Written by Suzanne Nolan, Ph.D.
As it turns out, despite writing being one of the main components of my job as a postdoctoral fellow and a budding academic, sitting down to write about myself and share with the Vanderbilt community has felt daunting, as the subject of my writing is seldom myself. But here goes:
I grew up in a small town in rural Illinois, a place where the big event on Friday night was perhaps catching a movie at a small movie theater located in the town square or simply driving around the town square to see who else was out and about, often parking there to talk for hours. From an early age, my parents extolled the importance of receiving an education, particularly as the key to achieving wealth in adulthood, and I understood this as the key to many of the opportunities the world has to offer. After graduating high school, I was fortunate to attend my dream school just an hour away at the University of Illinois Urbana-Champaign, beginning my journey in science as a pre-med biology major.

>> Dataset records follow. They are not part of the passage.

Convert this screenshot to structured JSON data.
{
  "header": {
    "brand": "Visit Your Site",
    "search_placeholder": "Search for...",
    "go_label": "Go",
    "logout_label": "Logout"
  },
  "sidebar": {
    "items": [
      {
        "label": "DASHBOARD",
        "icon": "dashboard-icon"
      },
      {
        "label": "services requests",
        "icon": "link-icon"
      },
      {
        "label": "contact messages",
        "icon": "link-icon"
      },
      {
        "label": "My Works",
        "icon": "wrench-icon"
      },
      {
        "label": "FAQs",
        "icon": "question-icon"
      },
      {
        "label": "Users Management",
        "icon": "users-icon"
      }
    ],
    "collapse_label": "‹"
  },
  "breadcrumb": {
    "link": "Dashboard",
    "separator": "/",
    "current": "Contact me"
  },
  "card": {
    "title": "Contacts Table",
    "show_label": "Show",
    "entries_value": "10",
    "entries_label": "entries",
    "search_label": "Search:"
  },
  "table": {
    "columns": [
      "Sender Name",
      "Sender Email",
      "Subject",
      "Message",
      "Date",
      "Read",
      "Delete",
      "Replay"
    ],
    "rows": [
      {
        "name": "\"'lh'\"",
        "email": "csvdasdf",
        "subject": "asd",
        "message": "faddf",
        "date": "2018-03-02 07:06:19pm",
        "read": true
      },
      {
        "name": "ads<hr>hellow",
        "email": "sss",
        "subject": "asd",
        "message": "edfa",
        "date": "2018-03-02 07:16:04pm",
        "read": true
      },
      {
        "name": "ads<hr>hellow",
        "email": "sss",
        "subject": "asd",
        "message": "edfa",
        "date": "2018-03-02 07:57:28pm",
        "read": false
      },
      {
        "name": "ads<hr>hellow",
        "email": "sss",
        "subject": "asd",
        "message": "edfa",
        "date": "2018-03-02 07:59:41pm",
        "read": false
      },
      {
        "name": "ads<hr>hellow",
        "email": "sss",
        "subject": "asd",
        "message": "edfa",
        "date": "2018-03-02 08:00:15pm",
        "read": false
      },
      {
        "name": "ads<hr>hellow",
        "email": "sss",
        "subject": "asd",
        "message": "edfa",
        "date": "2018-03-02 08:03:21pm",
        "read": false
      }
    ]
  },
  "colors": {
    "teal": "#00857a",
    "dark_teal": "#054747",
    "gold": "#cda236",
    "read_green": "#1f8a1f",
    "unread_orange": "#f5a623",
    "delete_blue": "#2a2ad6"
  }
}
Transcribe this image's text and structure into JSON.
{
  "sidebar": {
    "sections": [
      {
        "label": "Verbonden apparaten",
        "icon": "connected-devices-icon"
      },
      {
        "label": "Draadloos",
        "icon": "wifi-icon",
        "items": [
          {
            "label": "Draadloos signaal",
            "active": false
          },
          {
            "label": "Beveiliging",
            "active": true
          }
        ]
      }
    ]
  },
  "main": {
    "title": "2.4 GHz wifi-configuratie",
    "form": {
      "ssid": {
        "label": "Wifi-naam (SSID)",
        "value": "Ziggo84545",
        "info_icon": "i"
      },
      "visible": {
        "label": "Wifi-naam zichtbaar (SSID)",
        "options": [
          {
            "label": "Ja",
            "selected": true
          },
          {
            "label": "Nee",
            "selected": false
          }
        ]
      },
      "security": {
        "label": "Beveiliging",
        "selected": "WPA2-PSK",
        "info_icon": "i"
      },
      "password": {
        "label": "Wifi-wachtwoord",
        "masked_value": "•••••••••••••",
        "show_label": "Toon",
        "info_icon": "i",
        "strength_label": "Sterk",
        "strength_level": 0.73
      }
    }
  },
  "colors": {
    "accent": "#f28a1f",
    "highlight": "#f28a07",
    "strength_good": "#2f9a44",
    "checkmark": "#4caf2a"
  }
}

You see, in communities where the highest-paid and most esteemed professions are doctors and lawyers, a young woman who has done well in science is often pushed at an early age into becoming a physician. And so in the early years of college, I chased this dream, despite the number of ways that the universe at large tried to show me this wasn’t the best use of my talents, eventually coming to a dead stop with no idea which way to turn. It was around this time that I took my first biological psychology course, and a new course for my life began to take shape. The very idea that we could attempt to link aspects of a person’s behaviors to a biological trait, or even a physical location within the body, has become the passion that drives my career forward. After learning about the academic career path, I was, and still am, enchanted with the idea that I could make a career out of answering whatever questions I had about how changes within the brain’s structure or function could help explain observable differences in behavior.
After finishing my undergraduate degree at UIUC, I turned my sights on PhD programs. When applying for graduate programs, I focused on programs with an emphasis on combining research training in developmental and behavioral neuroscience with instruction in teaching pedagogy. After joining Dr. Joaquin Lugo’s Developmental Neuroscience Lab at Baylor University, over a series of publications, my graduate work detailed the behavioral and neuroimmune deficits in a murine model of autism (the Fmr1 knockout), and how basal characteristics interact with post- and peri-natal experiences to shape these phenotypes into adulthood. As a result of this training, I developed frameworks for considering neuropsychiatric disorders across the lifespan. Still, I knew that to understand how behavior was linked to brain function, I would need to gather tools to measure physical changes deep within the brain that could be leveraged in combination with my behavioral phenotyping expertise.
Since arriving at Vanderbilt in 2019 in the lab of Dr. Cody Siciliano as a postdoctoral fellow, I’ve been lucky to work with so many talented scientists and mentors during my time here, both in the lab and across the campus. In this role, I have extended my expertise to include analytical chemistry techniques, longitudinal operant learning paradigms, and transgene-mediated optical imaging approaches to characterize the neural microcircuitry across multiple species involved in complex decision-making. At the time of writing, I am actively on the job market, trying to secure the coveted tenure-track position, where I hope to combine my previous experience from graduate school and my postdoctoral work to understand what aspects of adolescent development render an individual susceptible to substance use disorders and in particular how dopaminergic microcircuit mechanisms governing information encoding evolve across the lifespan both in normal and disease states. After living in new places and meeting so many amazing people as a result of these career moves, I’m excited for what this journey holds next.